Tout d’abord les Vouagogo n’avaient pas une très haute opinion de nos armes. « Vous vous fiez, disaient-ils à des fusils qui, une fois déchargés, ne servent plus à rien ; les gens qui ont des lances peuvent alors vous anéantir. » Mais quand ils furent initiés au mystère des fusils se chargeant par la culasse, et des baïonnettes fixées au bout des sniders, ils baissèrent de ton et reconnurent qu’il serait dangereux de nous attaquer, à moins d’être en nombre considérable.

Nous profitâmes de la caravane d’Ibn Sélim pour expédier nos lettres ; puis, ayant acquitté le mhonngo, nous nous dirigeâmes vers le Mgounda Mkali ; c’était le 18 juillet. La traversée de l’Ougogo, seulement pour le tribut, nous avait coûté soixante-dix-sept brasses d’étoffe de couleur[2], plus de quatre cents brasses d’étoffe ordinaire (kaniki et méricani), un rouleau de fil de cuivre et trois livres de perles : ce qui, évalué au prix de la côte, montait à cinq cents dollars, et dans l’Ougogo valait près du double. Mais le pays du tribut était maintenant derrière nous.

  1. Ces rongeurs étaient des damas, ou hyarx, petits pachydermes poilus qui habitent les rochers et sont très répandus dans l’est, dans le midi de l’Afrique, et probablement dans tous les pays rocheux de cette partie du monde. Voyez, pour la conformation du pied de ce curieux animal, la description qu’en donne Schweinfurth. Au cœur de l’Afrique. Paris, Hachette, 1875, tome 1, p. 363. (Note du traducteur.)
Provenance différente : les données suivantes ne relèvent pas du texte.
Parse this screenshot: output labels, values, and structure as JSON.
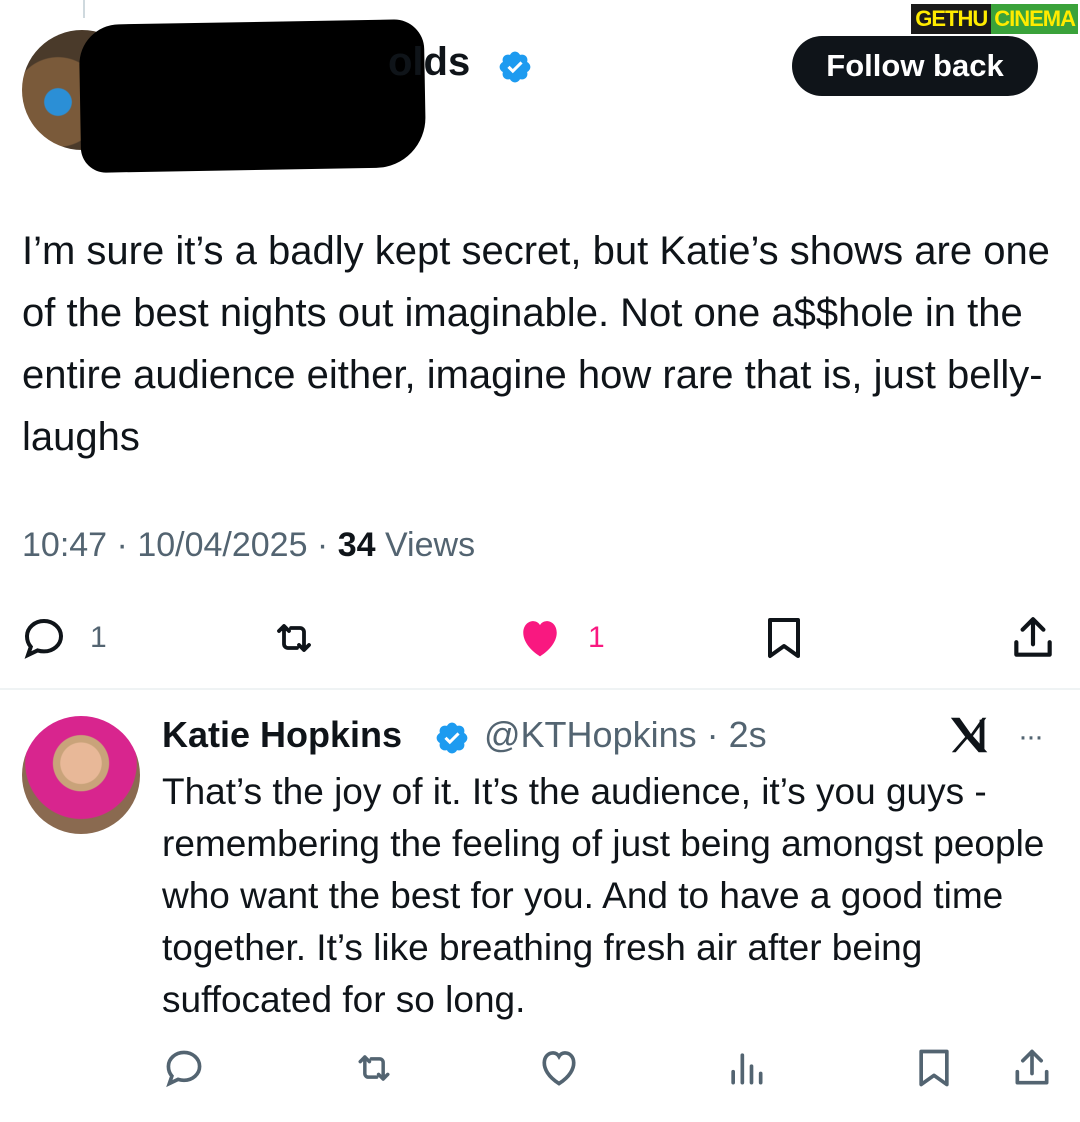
{
  "watermark": {
    "part1": "GETHU",
    "part2": "CINEMA"
  },
  "tweet": {
    "name_fragment": "olds",
    "follow_button": "Follow back",
    "text": "I’m sure it’s a badly kept secret, but Katie’s shows are one of the best nights out imaginable. Not one a$$hole in the entire audience either, imagine how rare that is, just belly-laughs",
    "time": "10:47",
    "date": "10/04/2025",
    "views_count": "34",
    "views_label": "Views",
    "reply_count": "1",
    "like_count": "1"
  },
  "reply": {
    "name": "Katie Hopkins",
    "handle": "@KTHopkins",
    "age": "2s",
    "more": "···",
    "text": "That’s the joy of it. It’s the audience, it’s you guys - remembering the feeling of just being amongst people who want the best for you. And to have a good time together. It’s like breathing fresh air after being suffocated for so long."
  },
  "colors": {
    "accent_blue": "#1d9bf0",
    "like_pink": "#f91880",
    "muted": "#536471",
    "text": "#0f1419"
  },
  "icons": [
    "reply-icon",
    "repost-icon",
    "heart-filled-icon",
    "bookmark-icon",
    "share-icon",
    "heart-icon",
    "views-icon",
    "verified-badge-icon",
    "x-logo-icon"
  ]
}
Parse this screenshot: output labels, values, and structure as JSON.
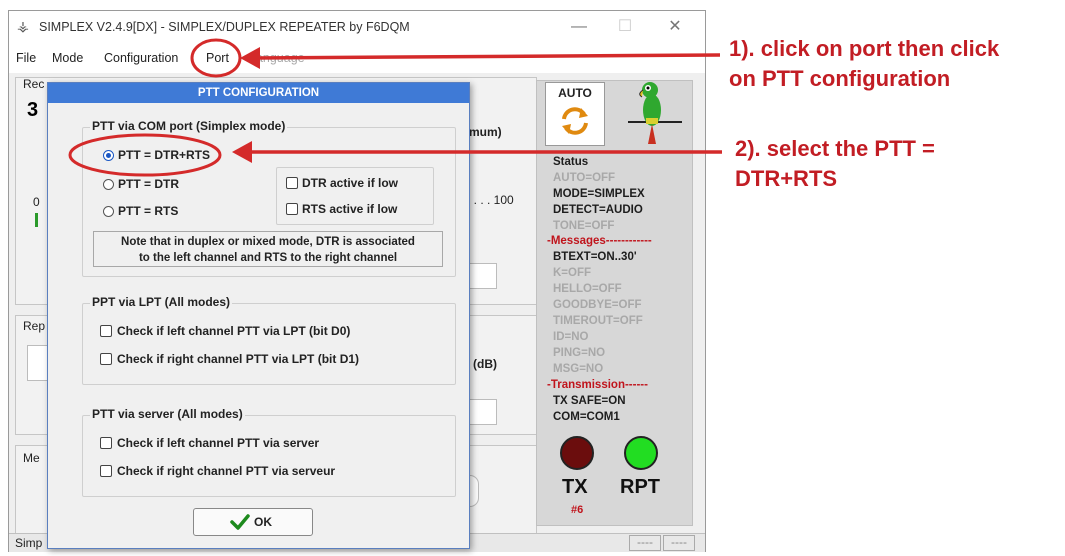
{
  "window": {
    "title": "SIMPLEX V2.4.9[DX] - SIMPLEX/DUPLEX REPEATER by F6DQM",
    "minimize_glyph": "—",
    "maximize_glyph": "☐",
    "close_glyph": "✕"
  },
  "menu": {
    "items": [
      "File",
      "Mode",
      "Configuration",
      "Port",
      "Language"
    ]
  },
  "background": {
    "group1_label": "Rec",
    "big_digit": "3",
    "range_min": "0",
    "range_max": ". . . . 100",
    "minimum_suffix": "mum)",
    "group2_label": "Rep",
    "db_label": "(dB)",
    "group3_label": "Me",
    "statusbar_left": "Simp",
    "statusbar_cells": [
      "----",
      "----"
    ]
  },
  "dialog": {
    "title": "PTT CONFIGURATION",
    "com_group": {
      "legend": "PTT via COM port (Simplex mode)",
      "radios": [
        {
          "label": "PTT = DTR+RTS",
          "selected": true
        },
        {
          "label": "PTT = DTR",
          "selected": false
        },
        {
          "label": "PTT = RTS",
          "selected": false
        }
      ],
      "checkboxes": [
        {
          "label": "DTR active if low",
          "checked": false
        },
        {
          "label": "RTS active if low",
          "checked": false
        }
      ],
      "note_line1": "Note that in duplex or mixed mode, DTR is associated",
      "note_line2": "to the left channel and RTS to the right channel"
    },
    "lpt_group": {
      "legend": "PPT via LPT (All modes)",
      "checkboxes": [
        {
          "label": "Check if left channel PTT via LPT (bit D0)",
          "checked": false
        },
        {
          "label": "Check if right channel PTT via LPT (bit D1)",
          "checked": false
        }
      ]
    },
    "server_group": {
      "legend": "PTT via server (All modes)",
      "checkboxes": [
        {
          "label": "Check if left channel PTT via server",
          "checked": false
        },
        {
          "label": "Check if right channel PTT via serveur",
          "checked": false
        }
      ]
    },
    "ok_label": "OK"
  },
  "status_panel": {
    "auto_label": "AUTO",
    "status_header": "Status",
    "status_lines": [
      {
        "text": "AUTO=OFF",
        "active": false
      },
      {
        "text": "MODE=SIMPLEX",
        "active": true
      },
      {
        "text": "DETECT=AUDIO",
        "active": true
      },
      {
        "text": "TONE=OFF",
        "active": false
      }
    ],
    "messages_header": "-Messages------------",
    "message_lines": [
      {
        "text": "BTEXT=ON..30'",
        "active": true
      },
      {
        "text": "K=OFF",
        "active": false
      },
      {
        "text": "HELLO=OFF",
        "active": false
      },
      {
        "text": "GOODBYE=OFF",
        "active": false
      },
      {
        "text": "TIMEROUT=OFF",
        "active": false
      },
      {
        "text": "ID=NO",
        "active": false
      },
      {
        "text": "PING=NO",
        "active": false
      },
      {
        "text": "MSG=NO",
        "active": false
      }
    ],
    "transmission_header": "-Transmission------",
    "transmission_lines": [
      {
        "text": "TX SAFE=ON",
        "active": true
      },
      {
        "text": "COM=COM1",
        "active": true
      }
    ],
    "tx_label": "TX",
    "rpt_label": "RPT",
    "counter": "#6",
    "tx_led_color": "#6b0d0d",
    "rpt_led_color": "#22dd22"
  },
  "annotations": {
    "step1_line1": "1). click on port then click",
    "step1_line2": "on PTT configuration",
    "step2_line1": "2). select the PTT =",
    "step2_line2": "DTR+RTS",
    "color": "#c21d24"
  }
}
  2. Les étoffes de couleur, dites étoffes avec un nom, sont de trois espèces : lainage, cotonnade et tissu mélangé, soie et coton. Burton décrit de vingt-cinq à trente sortes de ces étoffes, qui valent jusqu’à vingt-cinq dollars (plus de cent vingt-cinq francs) l’écharpe dont l’aunage ne dépasse guère deux mètres. Voyez pour plus de détails, Burton, Voyage aux grands lacs de l’Afrique orientale, p. 368. (Note du traducteur.)